You also have three different reinstall options: a clean install which erases the drive and installs a fresh copy of OS X, an archive & install which preserves user accounts, most settings, applications and your documents, and an upgrade install which upgrades a point release to the next point release (like 10.4 to 10.5, or 10.5 to 10.6).


----------



## grayme (Jul 11, 2010)

I agree with everything you have written, but unfortunately I can't break through the 'I thought Macs were supposed to be easy' mentality I developed from work colleagues who constantly told me before I bought mine, how much better they are than Windows; I understand that is my failing.

A little knowledge is a dangerous thing and I can see why basic users will warm to an operating system that looks after them, but I want to know what it is doing and be in control. It is for this reason I have installed XP and not Windows 7 which for me gives a lot of the same as it seems MS weren't shy to copy Apple's OSX. (When I start installing something, I don't want to have to confirm continually that I do intend to install something).

I'm happy now though, got XP working, got past the initial inabilty to install SP3 (and enjoyed the banter as people on the solution containing forum blamed either MS or Apple for attempting to install on the first partition or creating read only partions respectively) and even managed to get my DVD drive set up for Zone 2 rather than Zone 6.



ElDiabloConCaca said:


> What does this mean?  To reinstall OS X, simply boot from the CDs/DVDs that came included with the computer and follow the on-screen prompts.  No serial numbers (unlike Windows), no multiple-dialog-boxes to dismiss midway through the install (unlike Windows -- date and time? networking options?), and depending on the Mac, you can perform a complete reinstall in less than an hour, and sometimes less than 30 minutes (again, unlike Windows).
> 
> You also have three different reinstall options: a clean install which erases the drive and installs a fresh copy of OS X, an archive & install which preserves user accounts, most settings, applications and your documents, and an upgrade install which upgrades a point release to the next point release (like 10.4 to 10.5, or 10.5 to 10.6).

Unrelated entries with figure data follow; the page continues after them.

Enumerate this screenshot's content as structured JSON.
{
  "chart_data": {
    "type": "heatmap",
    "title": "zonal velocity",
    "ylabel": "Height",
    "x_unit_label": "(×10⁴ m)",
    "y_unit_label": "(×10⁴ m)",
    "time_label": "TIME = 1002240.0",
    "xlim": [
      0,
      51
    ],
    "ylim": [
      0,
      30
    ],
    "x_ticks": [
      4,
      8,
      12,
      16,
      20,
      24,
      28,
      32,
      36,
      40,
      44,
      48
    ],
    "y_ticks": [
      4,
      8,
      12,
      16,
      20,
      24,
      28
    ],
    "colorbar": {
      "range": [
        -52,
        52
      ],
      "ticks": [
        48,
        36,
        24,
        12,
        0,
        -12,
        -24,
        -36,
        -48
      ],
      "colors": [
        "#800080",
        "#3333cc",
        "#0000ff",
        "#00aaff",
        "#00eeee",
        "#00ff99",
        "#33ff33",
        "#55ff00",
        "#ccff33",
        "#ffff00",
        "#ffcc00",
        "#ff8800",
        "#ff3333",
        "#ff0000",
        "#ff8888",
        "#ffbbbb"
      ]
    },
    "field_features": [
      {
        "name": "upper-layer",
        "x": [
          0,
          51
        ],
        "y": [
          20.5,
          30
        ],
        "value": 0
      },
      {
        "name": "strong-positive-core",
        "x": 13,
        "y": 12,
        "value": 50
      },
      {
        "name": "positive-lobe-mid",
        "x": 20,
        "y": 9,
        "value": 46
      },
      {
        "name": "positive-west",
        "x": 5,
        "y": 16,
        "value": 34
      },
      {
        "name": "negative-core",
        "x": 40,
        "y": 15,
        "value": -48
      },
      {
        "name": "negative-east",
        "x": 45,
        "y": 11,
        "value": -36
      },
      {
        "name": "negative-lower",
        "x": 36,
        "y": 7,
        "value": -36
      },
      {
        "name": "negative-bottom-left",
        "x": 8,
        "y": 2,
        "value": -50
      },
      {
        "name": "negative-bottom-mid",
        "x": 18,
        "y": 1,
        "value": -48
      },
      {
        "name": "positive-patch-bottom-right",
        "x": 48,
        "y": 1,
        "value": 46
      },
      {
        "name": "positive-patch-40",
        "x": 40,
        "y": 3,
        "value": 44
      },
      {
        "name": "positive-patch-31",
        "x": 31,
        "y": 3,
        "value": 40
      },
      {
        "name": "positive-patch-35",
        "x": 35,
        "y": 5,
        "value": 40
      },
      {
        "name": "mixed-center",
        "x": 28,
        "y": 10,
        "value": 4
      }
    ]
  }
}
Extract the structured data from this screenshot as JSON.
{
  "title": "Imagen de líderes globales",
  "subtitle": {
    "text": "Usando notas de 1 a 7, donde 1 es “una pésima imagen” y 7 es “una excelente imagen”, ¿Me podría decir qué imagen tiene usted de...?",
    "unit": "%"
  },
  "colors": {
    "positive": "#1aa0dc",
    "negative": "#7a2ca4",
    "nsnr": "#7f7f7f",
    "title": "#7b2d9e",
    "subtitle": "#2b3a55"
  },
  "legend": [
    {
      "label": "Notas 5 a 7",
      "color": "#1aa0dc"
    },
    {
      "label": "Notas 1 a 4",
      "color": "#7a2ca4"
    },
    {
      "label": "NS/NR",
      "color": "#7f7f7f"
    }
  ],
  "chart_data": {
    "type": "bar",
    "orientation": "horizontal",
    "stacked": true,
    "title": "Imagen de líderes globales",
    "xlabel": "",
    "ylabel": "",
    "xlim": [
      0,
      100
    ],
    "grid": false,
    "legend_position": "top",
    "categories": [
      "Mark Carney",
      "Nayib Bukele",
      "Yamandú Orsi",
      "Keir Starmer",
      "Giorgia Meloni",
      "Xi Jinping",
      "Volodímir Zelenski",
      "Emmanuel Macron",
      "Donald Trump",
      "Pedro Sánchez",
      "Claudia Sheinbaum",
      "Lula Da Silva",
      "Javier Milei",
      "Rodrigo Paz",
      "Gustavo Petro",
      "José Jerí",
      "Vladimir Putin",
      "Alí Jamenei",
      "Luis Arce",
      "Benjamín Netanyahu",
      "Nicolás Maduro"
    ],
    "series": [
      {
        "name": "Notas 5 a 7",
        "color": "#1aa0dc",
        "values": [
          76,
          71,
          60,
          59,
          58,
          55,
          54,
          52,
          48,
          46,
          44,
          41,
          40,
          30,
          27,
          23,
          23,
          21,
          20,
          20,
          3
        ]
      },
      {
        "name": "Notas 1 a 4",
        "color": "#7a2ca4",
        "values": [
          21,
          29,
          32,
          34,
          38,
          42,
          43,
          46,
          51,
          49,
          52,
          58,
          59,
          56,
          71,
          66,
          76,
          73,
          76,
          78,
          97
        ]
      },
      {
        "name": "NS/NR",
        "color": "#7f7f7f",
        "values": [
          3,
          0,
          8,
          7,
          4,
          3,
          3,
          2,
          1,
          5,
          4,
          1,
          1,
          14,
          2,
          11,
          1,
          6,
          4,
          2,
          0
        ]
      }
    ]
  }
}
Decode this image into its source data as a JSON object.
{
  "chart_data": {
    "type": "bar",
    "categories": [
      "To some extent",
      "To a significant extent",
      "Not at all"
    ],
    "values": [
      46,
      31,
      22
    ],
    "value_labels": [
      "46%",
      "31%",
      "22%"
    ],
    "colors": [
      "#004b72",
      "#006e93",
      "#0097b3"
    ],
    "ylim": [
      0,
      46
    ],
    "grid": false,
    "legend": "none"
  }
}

I found initially a while ago that my disc would start the install process, then the screen would go black; my daughter's worked though so I used that. Recently both made the screen go black.

A google revealed I was not alone (I'll be good now ) but it wasn't that the machine was freezing or similar, but that for some reason the back light was going off and the solution they used was to use a torch to see the information that was there but unlit; rather bizarre really.


----------